I also request that your honor kindly first send me a list of the said naturalized citizens, giving their total number, and the day, month, and year of naturalization of each individual.

As regards the expatriation of Chinese, the commissioner of police and myself will issue a joint proclamation instructing the concerned to act according to regulations. If any bad character disobeys the law, implicates himself in lawsuits as described above, or refuses to pay taxes and duties, and falsely claims to be a foreign national in an emergency, he will be severely dealt with according to the Chinese law as soon as his crime is detected. I make this point plain to your honor, and trust that your honor will kindly let me have a reply, to which I will attach much importance.

[Inclosure 2.)

The American Consul to the Commissioner for Foreign Affairs. No. 2330.]

Foochow, April 3, 1911. SIB: I have the honor to acknowledge the receipt of your dispatch dated March 27, 1911, re the Chinese code of nationality, and in reply would say that the law of the American Government prohibits the naturalization of Chinese in the territory of the United States; and that I am forwarding a copy of your dispatch to the American Legation at Peking. I will communicate with your honor again on the subject, when I receive a reply from the legation. I have, etc.,


The Secretary of State to the American Consul at Foochow.

No. 218.]


Washington, Muy 16, 1911. SIR: The Department has received your dispatch of the 3d ultimo, transmitting a copy of a letter to you of March 27, 1911, from the bureau of foreign affairs at Foochow in regard to the naturalization of Chinese as citizens of other countries and a copy of your reply of April 3.

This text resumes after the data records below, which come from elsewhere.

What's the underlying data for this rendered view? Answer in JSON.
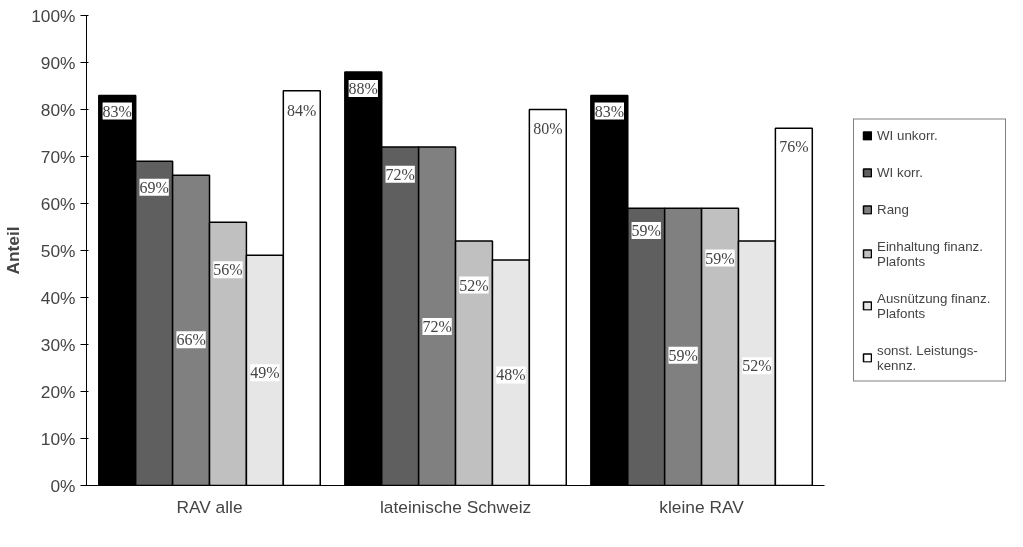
{
  "chart_data": {
    "type": "bar",
    "ylabel": "Anteil",
    "categories": [
      "RAV alle",
      "lateinische Schweiz",
      "kleine RAV"
    ],
    "series": [
      {
        "name": "WI unkorr.",
        "color": "#000000",
        "values": [
          83,
          88,
          83
        ],
        "value_labels": [
          "83%",
          "88%",
          "83%"
        ]
      },
      {
        "name": "WI korr.",
        "color": "#5f5f5f",
        "values": [
          69,
          72,
          59
        ],
        "value_labels": [
          "69%",
          "72%",
          "59%"
        ]
      },
      {
        "name": "Rang",
        "color": "#808080",
        "values": [
          66,
          72,
          59
        ],
        "value_labels": [
          "66%",
          "72%",
          "59%"
        ]
      },
      {
        "name": "Einhaltung finanz. Plafonts",
        "color": "#c0c0c0",
        "values": [
          56,
          52,
          59
        ],
        "value_labels": [
          "56%",
          "52%",
          "59%"
        ]
      },
      {
        "name": "Ausnützung finanz. Plafonts",
        "color": "#e6e6e6",
        "values": [
          49,
          48,
          52
        ],
        "value_labels": [
          "49%",
          "48%",
          "52%"
        ]
      },
      {
        "name": "sonst. Leistungs-kennz.",
        "color": "#ffffff",
        "values": [
          84,
          80,
          76
        ],
        "value_labels": [
          "84%",
          "80%",
          "76%"
        ]
      }
    ],
    "ylim": [
      0,
      100
    ],
    "yticks": [
      {
        "value": 0,
        "label": "0%"
      },
      {
        "value": 10,
        "label": "10%"
      },
      {
        "value": 20,
        "label": "20%"
      },
      {
        "value": 30,
        "label": "30%"
      },
      {
        "value": 40,
        "label": "40%"
      },
      {
        "value": 50,
        "label": "50%"
      },
      {
        "value": 60,
        "label": "60%"
      },
      {
        "value": 70,
        "label": "70%"
      },
      {
        "value": 80,
        "label": "80%"
      },
      {
        "value": 90,
        "label": "90%"
      },
      {
        "value": 100,
        "label": "100%"
      }
    ],
    "grid": false,
    "legend": "right"
  }
}
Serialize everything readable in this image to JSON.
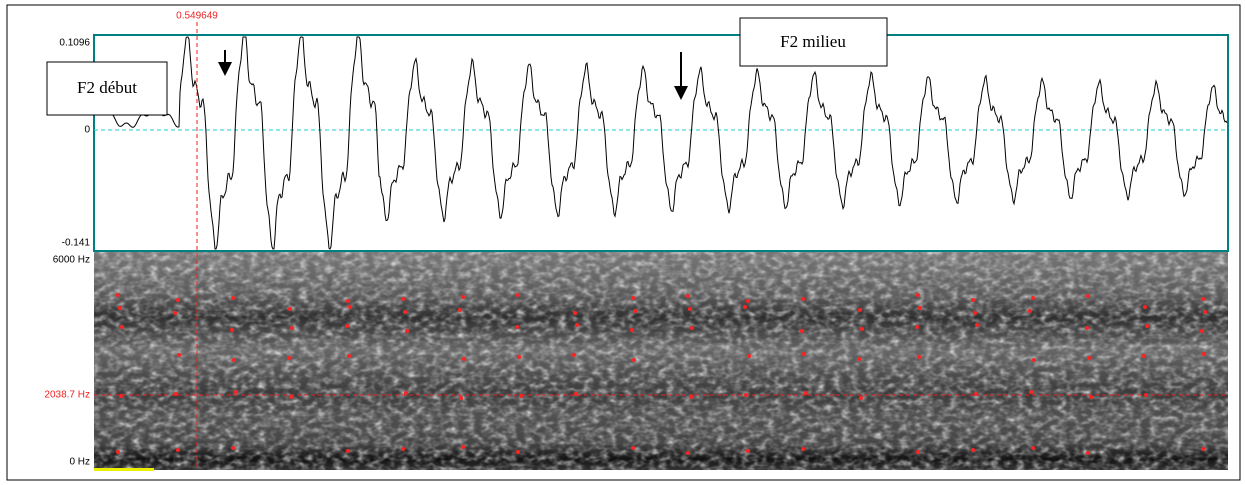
{
  "cursor_time": "0.549649",
  "waveform": {
    "y_max": "0.1096",
    "y_zero": "0",
    "y_min": "-0.141"
  },
  "spectrogram": {
    "f_max": "6000 Hz",
    "cursor_freq": "2038.7 Hz",
    "f_min": "0 Hz"
  },
  "annotations": {
    "start": "F2 début",
    "middle": "F2 milieu"
  }
}
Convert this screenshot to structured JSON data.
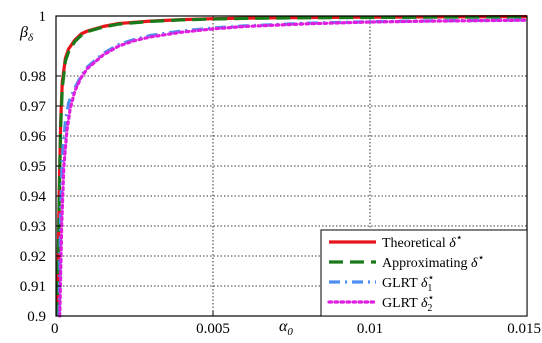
{
  "chart_data": {
    "type": "line",
    "xlabel": {
      "main": "α",
      "sub": "0"
    },
    "ylabel": {
      "main": "β",
      "sub": "δ"
    },
    "xlim": [
      0,
      0.015
    ],
    "ylim": [
      0.9,
      1.0
    ],
    "grid": true,
    "legend_placement": "bottom-right",
    "x_ticks": [
      {
        "value": 0,
        "label": "0"
      },
      {
        "value": 0.005,
        "label": "0.005"
      },
      {
        "value": 0.01,
        "label": "0.01"
      },
      {
        "value": 0.015,
        "label": "0.015"
      }
    ],
    "y_ticks": [
      {
        "value": 0.9,
        "label": "0.9"
      },
      {
        "value": 0.91,
        "label": "0.91"
      },
      {
        "value": 0.92,
        "label": "0.92"
      },
      {
        "value": 0.93,
        "label": "0.93"
      },
      {
        "value": 0.94,
        "label": "0.94"
      },
      {
        "value": 0.95,
        "label": "0.95"
      },
      {
        "value": 0.96,
        "label": "0.96"
      },
      {
        "value": 0.97,
        "label": "0.97"
      },
      {
        "value": 0.98,
        "label": "0.98"
      },
      {
        "value": 1.0,
        "label": "1"
      }
    ],
    "series": [
      {
        "legend": {
          "text": "Theoretical ",
          "sym": "δ",
          "sub": "",
          "sup": "⋆"
        },
        "color": "#e8141b",
        "style": "solid",
        "x": [
          5e-05,
          0.0001,
          0.00015,
          0.0002,
          0.0003,
          0.0004,
          0.0006,
          0.0008,
          0.001,
          0.0015,
          0.002,
          0.003,
          0.004,
          0.005,
          0.006,
          0.008,
          0.01,
          0.012,
          0.015
        ],
        "y": [
          0.9,
          0.94,
          0.965,
          0.978,
          0.986,
          0.989,
          0.992,
          0.994,
          0.995,
          0.9965,
          0.9975,
          0.9983,
          0.9988,
          0.9991,
          0.9993,
          0.9995,
          0.9996,
          0.9997,
          0.9998
        ]
      },
      {
        "legend": {
          "text": "Approximating ",
          "sym": "δ",
          "sub": "",
          "sup": "⋆"
        },
        "color": "#1a7a1a",
        "style": "dashed",
        "x": [
          5e-05,
          0.0001,
          0.00015,
          0.0002,
          0.0003,
          0.0004,
          0.0006,
          0.0008,
          0.001,
          0.0015,
          0.002,
          0.003,
          0.004,
          0.005,
          0.006,
          0.008,
          0.01,
          0.012,
          0.015
        ],
        "y": [
          0.9,
          0.938,
          0.963,
          0.976,
          0.985,
          0.988,
          0.9915,
          0.9935,
          0.9948,
          0.9963,
          0.9973,
          0.9982,
          0.9987,
          0.999,
          0.9992,
          0.9994,
          0.9995,
          0.9996,
          0.9997
        ]
      },
      {
        "legend": {
          "text": "GLRT ",
          "sym": "δ",
          "sub": "1",
          "sup": "⋆"
        },
        "color": "#4f8ff2",
        "style": "dashdot",
        "x": [
          0.0001,
          0.00015,
          0.0002,
          0.0003,
          0.0004,
          0.0006,
          0.0008,
          0.001,
          0.0015,
          0.002,
          0.0025,
          0.003,
          0.004,
          0.005,
          0.006,
          0.008,
          0.01,
          0.012,
          0.015
        ],
        "y": [
          0.9,
          0.935,
          0.953,
          0.965,
          0.971,
          0.976,
          0.98,
          0.983,
          0.9875,
          0.9905,
          0.9922,
          0.9935,
          0.995,
          0.996,
          0.9967,
          0.9976,
          0.9981,
          0.9984,
          0.9987
        ]
      },
      {
        "legend": {
          "text": "GLRT ",
          "sym": "δ",
          "sub": "2",
          "sup": "⋆"
        },
        "color": "#e01ee0",
        "style": "dotted",
        "x": [
          0.00012,
          0.00018,
          0.00025,
          0.00035,
          0.00045,
          0.0006,
          0.0008,
          0.001,
          0.0015,
          0.002,
          0.0025,
          0.003,
          0.004,
          0.005,
          0.006,
          0.008,
          0.01,
          0.012,
          0.015
        ],
        "y": [
          0.9,
          0.93,
          0.95,
          0.962,
          0.969,
          0.975,
          0.9795,
          0.9825,
          0.987,
          0.99,
          0.9918,
          0.993,
          0.9946,
          0.9957,
          0.9965,
          0.9974,
          0.998,
          0.9983,
          0.9986
        ]
      }
    ]
  }
}
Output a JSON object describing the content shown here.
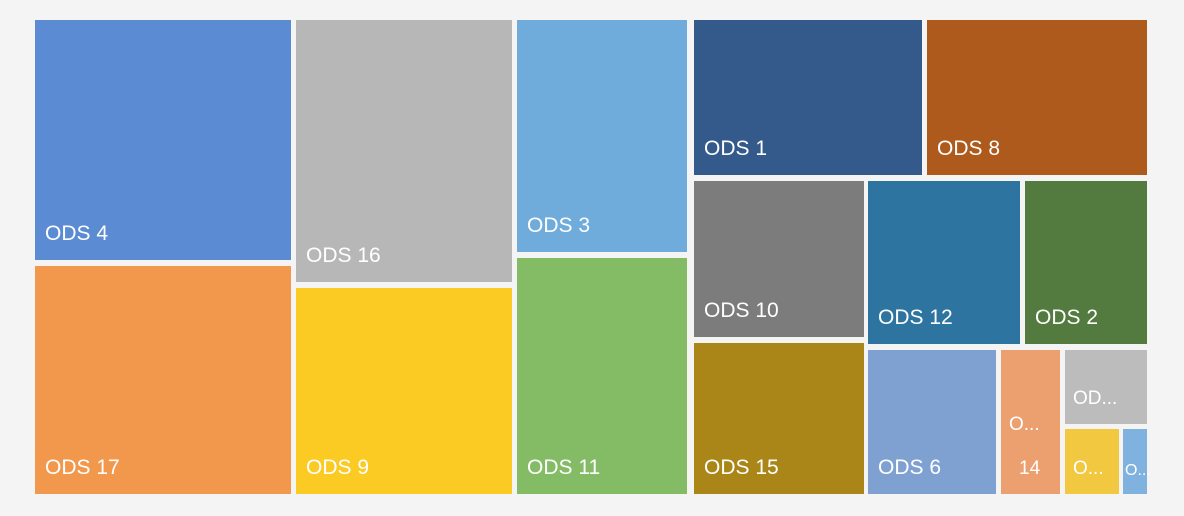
{
  "chart_data": {
    "type": "treemap",
    "title": "",
    "nodes": [
      {
        "label": "ODS 4",
        "color": "#5b8bd2"
      },
      {
        "label": "ODS 17",
        "color": "#f1984d"
      },
      {
        "label": "ODS 16",
        "color": "#b7b7b7"
      },
      {
        "label": "ODS 9",
        "color": "#fbcb24"
      },
      {
        "label": "ODS 3",
        "color": "#70acdb"
      },
      {
        "label": "ODS 11",
        "color": "#84bc66"
      },
      {
        "label": "ODS 1",
        "color": "#345a8b"
      },
      {
        "label": "ODS 8",
        "color": "#ad5a1c"
      },
      {
        "label": "ODS 10",
        "color": "#7c7c7c"
      },
      {
        "label": "ODS 12",
        "color": "#2e74a1"
      },
      {
        "label": "ODS 2",
        "color": "#547b3f"
      },
      {
        "label": "ODS 15",
        "color": "#a98617"
      },
      {
        "label": "ODS 6",
        "color": "#7fa1d2"
      },
      {
        "label": "O...",
        "label2": "14",
        "color": "#eda06f"
      },
      {
        "label": "OD...",
        "color": "#bcbcbc"
      },
      {
        "label": "O...",
        "color": "#f1c83f"
      },
      {
        "label": "O...",
        "color": "#7fb2de"
      }
    ]
  }
}
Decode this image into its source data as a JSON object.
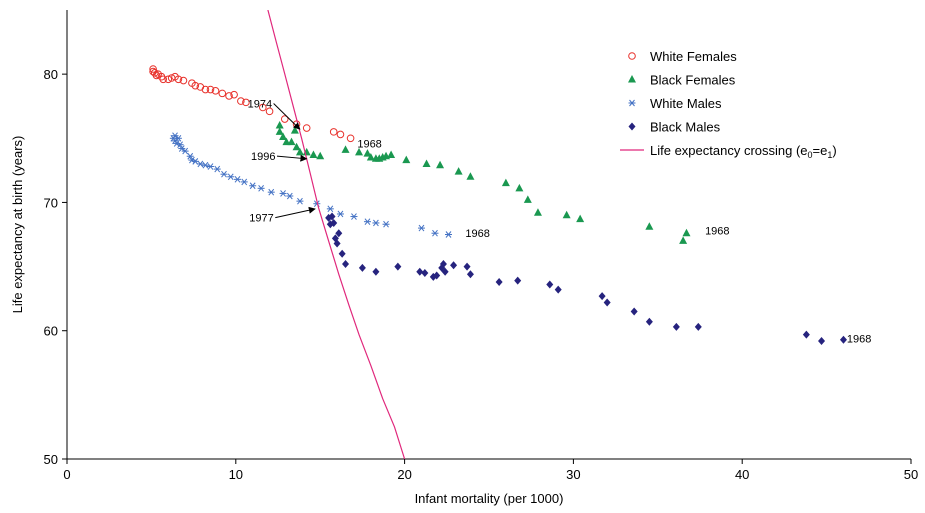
{
  "chart_data": {
    "type": "scatter",
    "xlabel": "Infant mortality (per 1000)",
    "ylabel": "Life expectancy at birth (years)",
    "xlim": [
      0,
      50
    ],
    "ylim": [
      50,
      85
    ],
    "xticks": [
      0,
      10,
      20,
      30,
      40,
      50
    ],
    "yticks": [
      50,
      60,
      70,
      80
    ],
    "grid": false,
    "legend_position": "top-right",
    "series": [
      {
        "name": "White Females",
        "marker": "circle-open",
        "color": "#e8322c",
        "points": [
          [
            5.1,
            80.4
          ],
          [
            5.1,
            80.2
          ],
          [
            5.2,
            80.1
          ],
          [
            5.3,
            79.9
          ],
          [
            5.4,
            80.0
          ],
          [
            5.6,
            79.8
          ],
          [
            5.7,
            79.6
          ],
          [
            6.0,
            79.6
          ],
          [
            6.2,
            79.7
          ],
          [
            6.4,
            79.8
          ],
          [
            6.6,
            79.6
          ],
          [
            6.9,
            79.5
          ],
          [
            7.4,
            79.3
          ],
          [
            7.6,
            79.1
          ],
          [
            7.9,
            79.0
          ],
          [
            8.2,
            78.8
          ],
          [
            8.5,
            78.8
          ],
          [
            8.8,
            78.7
          ],
          [
            9.2,
            78.5
          ],
          [
            9.6,
            78.3
          ],
          [
            9.9,
            78.4
          ],
          [
            10.3,
            77.9
          ],
          [
            10.6,
            77.8
          ],
          [
            11.6,
            77.4
          ],
          [
            12.0,
            77.1
          ],
          [
            12.9,
            76.5
          ],
          [
            13.6,
            76.1
          ],
          [
            14.2,
            75.8
          ],
          [
            15.8,
            75.5
          ],
          [
            16.2,
            75.3
          ],
          [
            16.8,
            75.0
          ]
        ]
      },
      {
        "name": "Black Females",
        "marker": "triangle-filled",
        "color": "#1a9850",
        "points": [
          [
            12.6,
            76.0
          ],
          [
            12.6,
            75.5
          ],
          [
            12.8,
            75.1
          ],
          [
            13.0,
            74.7
          ],
          [
            13.3,
            74.7
          ],
          [
            13.5,
            75.6
          ],
          [
            13.6,
            74.3
          ],
          [
            13.8,
            73.9
          ],
          [
            14.2,
            73.9
          ],
          [
            14.6,
            73.7
          ],
          [
            15.0,
            73.6
          ],
          [
            16.5,
            74.1
          ],
          [
            17.3,
            73.9
          ],
          [
            17.8,
            73.8
          ],
          [
            18.0,
            73.5
          ],
          [
            18.3,
            73.4
          ],
          [
            18.5,
            73.4
          ],
          [
            18.7,
            73.5
          ],
          [
            18.9,
            73.6
          ],
          [
            19.2,
            73.7
          ],
          [
            20.1,
            73.3
          ],
          [
            21.3,
            73.0
          ],
          [
            22.1,
            72.9
          ],
          [
            23.2,
            72.4
          ],
          [
            23.9,
            72.0
          ],
          [
            26.0,
            71.5
          ],
          [
            26.8,
            71.1
          ],
          [
            27.3,
            70.2
          ],
          [
            27.9,
            69.2
          ],
          [
            29.6,
            69.0
          ],
          [
            30.4,
            68.7
          ],
          [
            34.5,
            68.1
          ],
          [
            36.5,
            67.0
          ],
          [
            36.7,
            67.6
          ]
        ]
      },
      {
        "name": "White Males",
        "marker": "asterisk",
        "color": "#4472c4",
        "points": [
          [
            6.3,
            75.0
          ],
          [
            6.4,
            75.2
          ],
          [
            6.4,
            74.8
          ],
          [
            6.5,
            74.6
          ],
          [
            6.6,
            75.0
          ],
          [
            6.7,
            74.5
          ],
          [
            6.8,
            74.2
          ],
          [
            7.0,
            74.0
          ],
          [
            7.3,
            73.6
          ],
          [
            7.4,
            73.3
          ],
          [
            7.6,
            73.2
          ],
          [
            7.9,
            73.0
          ],
          [
            8.2,
            72.9
          ],
          [
            8.5,
            72.8
          ],
          [
            8.9,
            72.6
          ],
          [
            9.3,
            72.2
          ],
          [
            9.7,
            72.0
          ],
          [
            10.1,
            71.8
          ],
          [
            10.5,
            71.6
          ],
          [
            11.0,
            71.3
          ],
          [
            11.5,
            71.1
          ],
          [
            12.1,
            70.8
          ],
          [
            12.8,
            70.7
          ],
          [
            13.2,
            70.5
          ],
          [
            13.8,
            70.1
          ],
          [
            14.8,
            69.9
          ],
          [
            15.6,
            69.5
          ],
          [
            16.2,
            69.1
          ],
          [
            17.0,
            68.9
          ],
          [
            17.8,
            68.5
          ],
          [
            18.3,
            68.4
          ],
          [
            18.9,
            68.3
          ],
          [
            21.0,
            68.0
          ],
          [
            21.8,
            67.6
          ],
          [
            22.6,
            67.5
          ]
        ]
      },
      {
        "name": "Black Males",
        "marker": "diamond-filled",
        "color": "#26237e",
        "points": [
          [
            15.5,
            68.8
          ],
          [
            15.6,
            68.3
          ],
          [
            15.7,
            68.9
          ],
          [
            15.8,
            68.4
          ],
          [
            15.9,
            67.2
          ],
          [
            16.0,
            66.8
          ],
          [
            16.1,
            67.6
          ],
          [
            16.3,
            66.0
          ],
          [
            16.5,
            65.2
          ],
          [
            17.5,
            64.9
          ],
          [
            18.3,
            64.6
          ],
          [
            19.6,
            65.0
          ],
          [
            20.9,
            64.6
          ],
          [
            21.2,
            64.5
          ],
          [
            21.7,
            64.2
          ],
          [
            21.9,
            64.3
          ],
          [
            22.2,
            64.9
          ],
          [
            22.3,
            65.2
          ],
          [
            22.4,
            64.6
          ],
          [
            22.9,
            65.1
          ],
          [
            23.7,
            65.0
          ],
          [
            23.9,
            64.4
          ],
          [
            25.6,
            63.8
          ],
          [
            26.7,
            63.9
          ],
          [
            28.6,
            63.6
          ],
          [
            29.1,
            63.2
          ],
          [
            31.7,
            62.7
          ],
          [
            32.0,
            62.2
          ],
          [
            33.6,
            61.5
          ],
          [
            34.5,
            60.7
          ],
          [
            36.1,
            60.3
          ],
          [
            37.4,
            60.3
          ],
          [
            43.8,
            59.7
          ],
          [
            44.7,
            59.2
          ],
          [
            46.0,
            59.3
          ]
        ]
      },
      {
        "name": "Life expectancy crossing (e",
        "name_sub1": "0",
        "name_mid": "=e",
        "name_sub2": "1",
        "name_end": ")",
        "marker": "line",
        "color": "#e0287c",
        "points": [
          [
            11.9,
            85.0
          ],
          [
            12.4,
            82.5
          ],
          [
            12.9,
            80.0
          ],
          [
            13.4,
            77.5
          ],
          [
            13.9,
            75.0
          ],
          [
            14.4,
            72.3
          ],
          [
            14.9,
            69.6
          ],
          [
            15.5,
            67.0
          ],
          [
            16.1,
            64.4
          ],
          [
            16.7,
            62.0
          ],
          [
            17.3,
            59.7
          ],
          [
            18.0,
            57.3
          ],
          [
            18.7,
            54.7
          ],
          [
            19.4,
            52.5
          ],
          [
            20.0,
            50.0
          ]
        ]
      }
    ],
    "annotations": [
      {
        "text": "1974",
        "label_x": 10.7,
        "label_y": 77.4,
        "arrow_to": [
          13.8,
          75.7
        ]
      },
      {
        "text": "1996",
        "label_x": 10.9,
        "label_y": 73.3,
        "arrow_to": [
          14.2,
          73.4
        ]
      },
      {
        "text": "1977",
        "label_x": 10.8,
        "label_y": 68.5,
        "arrow_to": [
          14.7,
          69.5
        ]
      },
      {
        "text": "1968",
        "x": 17.2,
        "y": 74.6
      },
      {
        "text": "1968",
        "x": 23.6,
        "y": 67.6
      },
      {
        "text": "1968",
        "x": 37.8,
        "y": 67.8
      },
      {
        "text": "1968",
        "x": 46.2,
        "y": 59.4
      }
    ]
  }
}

There have already been a number of cases in south China in which Chinese who had been naturalized as citizens of Hawaii prior to its annexation to this country, and who had become citizens of the United States through the annexation, have had to establish their citizenship. The Chinese law of naturalization should be brought to the attention of all such citizens in China and the Chinese authorities duly notified that they are American citizens, unless they have expatriated themselves under the provision of the second paragraph of section 2 of the act of March 2, 1907. In this connection you are referred to the Department's circular instruction of May 13, 1908, entitled “ Expatriation and Protection of Americans in China.” 1

1 See Foreign Relations, 1908, p. 1.